Madame [K] pourra capitaliser les intérêts échus pour une année entière à compter de la présente décision dans les conditions prévues à l’article 1343-2 du Code Civil.
SUR LES AUTRES DEMANDES
Il sera rappelé que l’exécution provisoire est de droit.
Il est équitable de condamner in solidum la société KOALA et son assureur à payer à Madame [K] la somme de 1 800,00 Euros et à la C.P.A.M. celle de 500,00 Euros au titre de l’article 700 du Code de Procédure Civile.
Il sera par ailleurs mis à leur charge l’indemnité forfaitaire prévue aux dispositions de l’article L 376-1 du Code de la sécurité sociale, soit 1 212,00 Euros.
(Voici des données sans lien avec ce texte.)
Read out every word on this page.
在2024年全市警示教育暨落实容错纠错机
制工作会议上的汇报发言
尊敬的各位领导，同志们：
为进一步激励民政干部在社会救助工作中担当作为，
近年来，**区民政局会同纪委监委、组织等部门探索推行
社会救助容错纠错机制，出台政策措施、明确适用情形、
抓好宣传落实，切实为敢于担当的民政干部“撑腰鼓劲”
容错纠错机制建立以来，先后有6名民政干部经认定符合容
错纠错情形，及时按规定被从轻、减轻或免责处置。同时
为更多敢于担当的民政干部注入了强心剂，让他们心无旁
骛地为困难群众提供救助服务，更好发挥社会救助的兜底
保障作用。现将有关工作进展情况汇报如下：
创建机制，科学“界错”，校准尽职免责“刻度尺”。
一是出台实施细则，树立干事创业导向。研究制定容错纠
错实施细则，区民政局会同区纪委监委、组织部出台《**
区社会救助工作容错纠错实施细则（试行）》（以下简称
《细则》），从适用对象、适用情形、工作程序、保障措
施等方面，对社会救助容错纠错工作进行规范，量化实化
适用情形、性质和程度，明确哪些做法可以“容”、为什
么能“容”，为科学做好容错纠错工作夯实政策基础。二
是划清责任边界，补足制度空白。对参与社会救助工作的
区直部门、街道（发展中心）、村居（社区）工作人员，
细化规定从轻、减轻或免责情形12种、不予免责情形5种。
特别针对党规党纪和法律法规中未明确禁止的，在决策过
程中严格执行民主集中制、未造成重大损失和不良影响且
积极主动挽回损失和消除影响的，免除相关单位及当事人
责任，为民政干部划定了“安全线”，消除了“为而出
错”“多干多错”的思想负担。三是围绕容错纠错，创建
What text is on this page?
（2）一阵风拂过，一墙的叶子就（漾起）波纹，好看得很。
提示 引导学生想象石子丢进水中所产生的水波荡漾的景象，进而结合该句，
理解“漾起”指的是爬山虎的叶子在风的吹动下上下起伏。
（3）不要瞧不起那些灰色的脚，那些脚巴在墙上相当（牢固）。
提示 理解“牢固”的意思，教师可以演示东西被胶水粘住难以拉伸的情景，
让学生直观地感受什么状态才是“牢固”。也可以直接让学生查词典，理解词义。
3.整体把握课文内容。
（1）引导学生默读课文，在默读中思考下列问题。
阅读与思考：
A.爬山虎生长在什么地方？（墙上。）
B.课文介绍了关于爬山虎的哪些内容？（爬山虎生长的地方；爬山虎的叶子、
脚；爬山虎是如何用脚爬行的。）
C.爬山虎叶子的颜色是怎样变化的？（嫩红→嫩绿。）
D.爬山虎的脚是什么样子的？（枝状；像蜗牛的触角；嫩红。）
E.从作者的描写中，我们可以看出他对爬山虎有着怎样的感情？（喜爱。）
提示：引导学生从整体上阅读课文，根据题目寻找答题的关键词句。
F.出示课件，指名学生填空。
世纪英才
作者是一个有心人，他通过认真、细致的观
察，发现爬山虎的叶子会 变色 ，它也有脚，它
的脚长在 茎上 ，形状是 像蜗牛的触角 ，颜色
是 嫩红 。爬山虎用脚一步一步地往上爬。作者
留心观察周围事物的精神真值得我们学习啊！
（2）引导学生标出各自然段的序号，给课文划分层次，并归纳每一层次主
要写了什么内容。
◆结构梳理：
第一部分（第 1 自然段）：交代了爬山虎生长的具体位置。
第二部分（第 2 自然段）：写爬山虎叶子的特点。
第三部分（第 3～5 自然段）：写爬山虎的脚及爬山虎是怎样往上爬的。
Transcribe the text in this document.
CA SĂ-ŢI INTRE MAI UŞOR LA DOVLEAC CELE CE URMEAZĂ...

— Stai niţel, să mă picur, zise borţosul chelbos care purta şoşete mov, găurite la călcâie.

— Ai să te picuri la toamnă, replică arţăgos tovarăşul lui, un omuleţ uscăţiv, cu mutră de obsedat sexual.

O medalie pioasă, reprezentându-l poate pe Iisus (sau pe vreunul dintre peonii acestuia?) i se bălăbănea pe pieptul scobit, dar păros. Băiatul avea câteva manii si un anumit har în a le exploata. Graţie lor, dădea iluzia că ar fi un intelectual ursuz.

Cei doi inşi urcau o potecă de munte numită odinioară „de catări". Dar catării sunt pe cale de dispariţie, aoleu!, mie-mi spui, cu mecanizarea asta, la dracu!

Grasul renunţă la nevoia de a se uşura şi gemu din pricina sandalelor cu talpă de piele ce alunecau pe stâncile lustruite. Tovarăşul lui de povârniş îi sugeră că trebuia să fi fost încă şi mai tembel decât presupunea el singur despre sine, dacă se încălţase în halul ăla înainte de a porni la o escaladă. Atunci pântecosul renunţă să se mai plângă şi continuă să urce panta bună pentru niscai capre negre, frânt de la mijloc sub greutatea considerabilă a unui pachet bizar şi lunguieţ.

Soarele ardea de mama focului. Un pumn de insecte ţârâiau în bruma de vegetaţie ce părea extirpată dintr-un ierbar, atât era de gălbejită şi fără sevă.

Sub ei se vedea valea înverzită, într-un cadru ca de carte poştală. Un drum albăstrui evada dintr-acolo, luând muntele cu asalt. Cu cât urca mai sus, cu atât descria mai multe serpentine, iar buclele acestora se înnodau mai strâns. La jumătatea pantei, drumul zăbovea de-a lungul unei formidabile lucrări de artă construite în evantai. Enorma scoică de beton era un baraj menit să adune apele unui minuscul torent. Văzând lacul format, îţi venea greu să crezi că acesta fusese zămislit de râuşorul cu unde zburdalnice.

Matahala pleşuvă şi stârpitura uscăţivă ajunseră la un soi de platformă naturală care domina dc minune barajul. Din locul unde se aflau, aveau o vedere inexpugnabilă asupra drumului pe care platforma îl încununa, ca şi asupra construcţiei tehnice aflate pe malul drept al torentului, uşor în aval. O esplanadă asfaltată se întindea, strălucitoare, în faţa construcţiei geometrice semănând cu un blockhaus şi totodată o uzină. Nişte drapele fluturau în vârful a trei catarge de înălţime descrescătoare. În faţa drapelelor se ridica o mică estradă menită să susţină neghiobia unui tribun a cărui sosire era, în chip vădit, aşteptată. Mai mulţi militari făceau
La partie qui succombe est condamnée aux dépens, qui comprendront les frais d’expertise judiciaire.
PAR CES MOTIFS
LE TRIBUNAL, statuant publiquement, par jugement contradictoire, et en premier ressort,
Condamne in solidum la société KOALA et la compagnie ALLIANZ IARD à payer à Madame [K] la somme de 35 938,30 Euros, outre intérêts légaux à compter du jugement ;
Dit Madame [K] pourra capitaliser les intérêts échus pour une année entière à compter de la présente décision dans les conditions prévues à l’article 1343-2 du Code Civil ;
Condamne in solidum la société KOALA et la compagnie ALLIANZ IARD à payer à Madame [K] la somme de 1 800,00 Euros au titre de l’article 700 du Code de Procédure Civile ;
Condamne in solidum la société KOALA et la compagnie ALLIANZ IARD à payer à la Caisse Primaire d’Assurance Maladie du Rhône la somme de 30 286,00 Euros au titre du remboursement des prestations servies à Madame [K], outre intérêts au taux légal à compter du jugement, celle de 500,00 Euros au titre de l’article 700 du Code de Procédure Civile, et celle de 1 212,00 Euros au titre de l’indemnité forfaitaire ;
Déboute les parties pour le surplus.
Condamne in solidum la société KOALA et la compagnie ALLIANZ IARD aux dépens, qui comprendront les frais d’expertise judiciaire.
Prononcé à la date de mise à disposition au greffe par Florence BARDOUX, Vice-Président.
En foi de quoi le présent jugement a été signé par le Président, Florence BARDOUX, et Sylvie ANTHOUARD, Greffier présent lors du prononcé.